One example of this is Vacasa, the largest, full-service, vacation rental company in U.S. With more than 10,000 properties under management, each with their own unique purchasing needs, Vacasa relies on an online marketplace to quickly fulfill orders and restock rental properties, allowing the company to provide top quality care for its customers’ homes.
"Our company is growing 60 percent year-over-year, which means the number of transactions and purchases we make are also growing exponentially. After implementing marketplace technology, we have been able to automate purchasing processes without losing the quality or speed that our customers deserve,” says Bob Milne, COO at Vacasa. “As we continue to grow, marketplace technology will enable us to better control our tail costs and improve our purchasing experience as a whole.”
Competition
Ideally, a marketplace has competition. Competition provides value to the customer not only by offering choices across a spectrum of categories and items, but also allows for multiple suppliers bidding on their business. Competition ensures that customers are getting the best products, at the best prices. The negotiation is happening automatically without costly resources involved, it is part of the marketplace concept.
Transparency
With increased transparency into company spend, procurement professionals can make more informed choices about the products they buy and the suppliers they work with to better ensure organizational compliance and enforce purchasing policies.
Some of the marketplace features that assist with increased transparency include:
Analytics and spend data: Many marketplaces today offer analytics dashboards that depict employee spending across the organization, in charts and graphs. These analytics drill deep into detailed spend data, supplying the procurement professional with additional data to easily reconcile business purchases and provide more accuracy in expense reporting.
Machine Learning: Machine learning is a part of online marketplaces in order to provide a meaningful and streamlined experience for customers.

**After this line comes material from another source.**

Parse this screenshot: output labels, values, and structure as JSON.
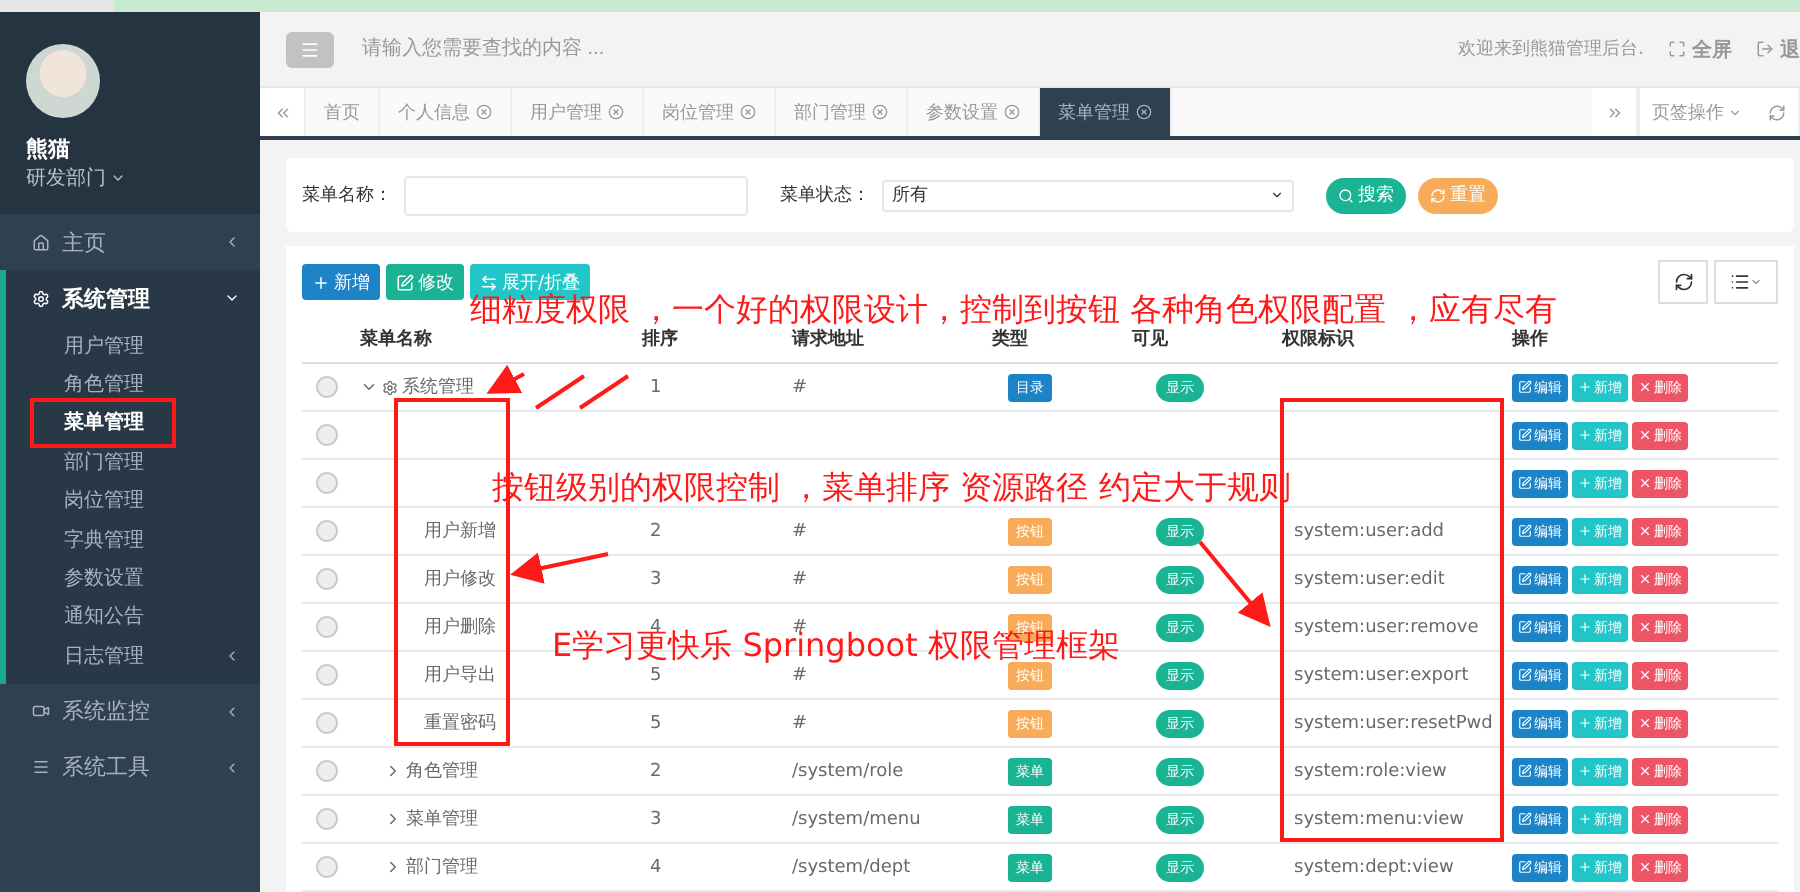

For instance, machine learning may be used to help match previous customer selection with an alternative that offers a better price or functionality. This level of technology delivers an added layer of value in the marketplace experience.
Compliance: Business-specific features address baseline requirements, such as tax exemption, centrally-managed shipping options, and policy enforcement capabilities such as Guided Buying (for example defining company standards that get featured in the search results), and specific pain points such as credentialed supplier (for example minority or SMB businesses) filtering.
At most organizations, tail spend is an undermanaged and underserved purchasing category; but, it can end up costing the organization significant amounts of time and money. With an online marketplace, minimal investments are required, savings are generated through supplier reduction, procurement professionals gain visibility and establish controls around their organization’s tail spend and employees get access to the ease of ordering their used to from purchasing at home.
Tail spend is the last frontier in expanding procurement’s spend influence within an organization — and technology is leading the way.